Hypothesis

We hypothesize that a liver‑detargeted, muscle‑tropic AAV capsid delivering a secreted klotho protein fused to an albumin‑binding domain (ABD) will achieve sustained systemic klotho levels, efficiently cross the blood‑brain barrier via megalin‑mediated transcytosis, and extend lifespan in both male and female mice without relying on hepatocyte turnover or direct brain injection.

Mechanistic Rationale

1. Muscle as a secretory depot – Skeletal muscle is post‑mitotic, providing a stable niche for long‑term transgene expression, circumventing the dilution problem observed in hepatocytes (see discussion on liver‑detargeted AAVs)[https://pmc.ncbi.nlm.nih.gov/articles/PMC10000783/]. Muscle‑derived secreted proteins can enter the circulation and reach distant tissues.

2. Albumin‑binding domain extends half‑life – Fusion of klotho to an ABD (derived from streptococcal protein G or albumin‑binding motifs) exploits the neonatal Fc receptor (FcRn) recycling pathway, increasing plasma half‑life from hours to days, similar to albumin‑fusion therapeutics.

3. Klotho crosses the BBB – Soluble klotho can bind megalin (LRP2) on brain endothelial cells, facilitating receptor‑mediated transcytosis; this pathway is functional in adult mice and is upregulated under oxidative stress, a hallmark of aging.

4. Liver‑detargeted capsid reduces off‑target transduction and immune clearance – Engineered capsids with mutated hepatocyte‑binding residues (e.g., AAV9‑Y731F) lower liver uptake while preserving muscle tropism, decreasing anti‑AAV antibody generation and preserving transgene expression.

Predictions

• Biochemical: Mice receiving the ABD‑klotho AAV will show ≥2‑fold higher plasma klotho concentrations at 4, 8, and 12 weeks post‑injection compared with AAV‑klotho lacking ABD.
• Neurobiological: Brain klotho levels (measured by ELISA) will rise ≥1.5‑fold in cortex and hippocampus, correlating with reduced microglial activation (Iba1 staining) and improved synaptic markers (PSD‑95).
• Physiological: Treated mice will exhibit improved grip strength, enhanced rotarod performance, and preserved bone mineral density relative to controls.
• Longevity: Median lifespan will increase by ≥15% in both sexes when treatment is initiated at 12 months of age, surpassing the 19.7% increase reported for intracerebral klotho AAV in males only.

Experimental Design (testable & falsifiable)

1. Vector construction: Generate AAV9‑mut (Y731F) carrying a cassette: muscle‑specific CK8 promoter → secreted klotho‑ABD (HA‑tagged).
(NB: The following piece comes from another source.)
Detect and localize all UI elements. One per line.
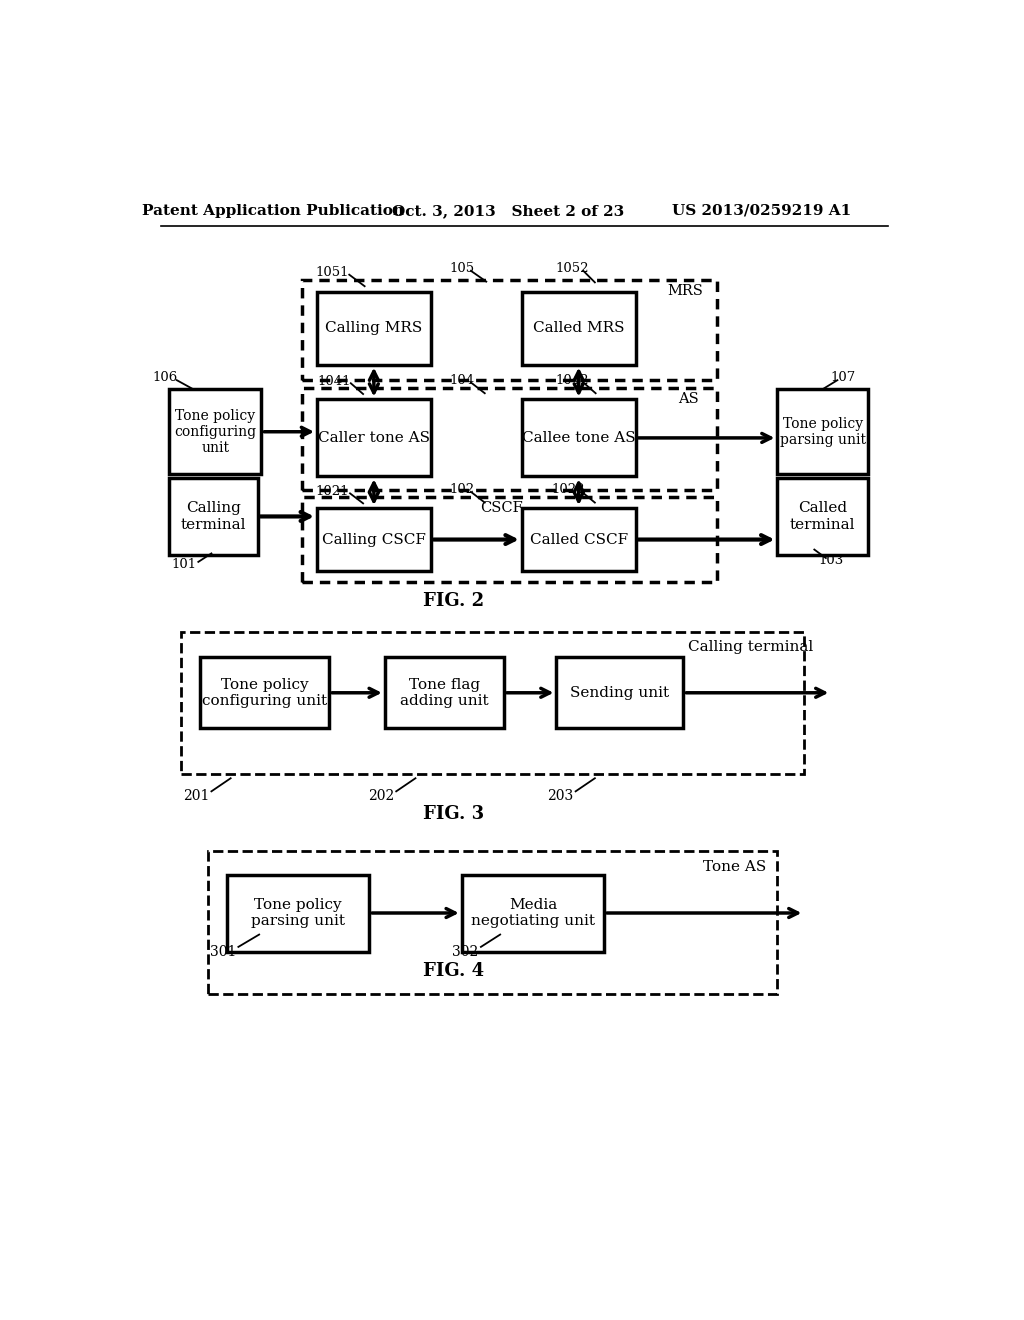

Control vectors: AAV9‑WT‑klotho (no ABD) and AAV9‑mut‑klotho (no ABD).
2. Animal cohort: Male and female C57BL/6J mice, n=20 per group, treated at 12 months via tail‑vein injection (1e11 vg). Monitor for 12 months.
3. Readouts: Plasma klotho (ELISA) every 4 weeks; brain klotho via Western blot; immunohistochemistry for microglial activation; functional tests (grip strength, rotarod); bone density (DEXA); survival analysis.
4. Statistical plan: Power analysis to detect 15% lifespan increase (α=0.05, power=0.8). Use log‑rank test for survival; two‑way ANOVA for longitudinal biomarkers.

Falsifiability

If plasma klotho does not exceed control levels by ≥1.5‑fold, or brain klotho fails to rise despite elevated plasma levels, the hypothesis that ABD extends half‑life and enables BBB translocation is falsified. Likewise, if lifespan extension is not observed in either sex despite biochemical success, the claim that muscle‑derived secreted klotho drives systemic longevity effects is refuted.

This integrated approach leverages post‑mitotic muscle secretion, albumin‑mediated pharmacokinetic enhancement, and receptor‑mediated BBB transport to overcome the current limits of AAV‑klotho longevity therapy.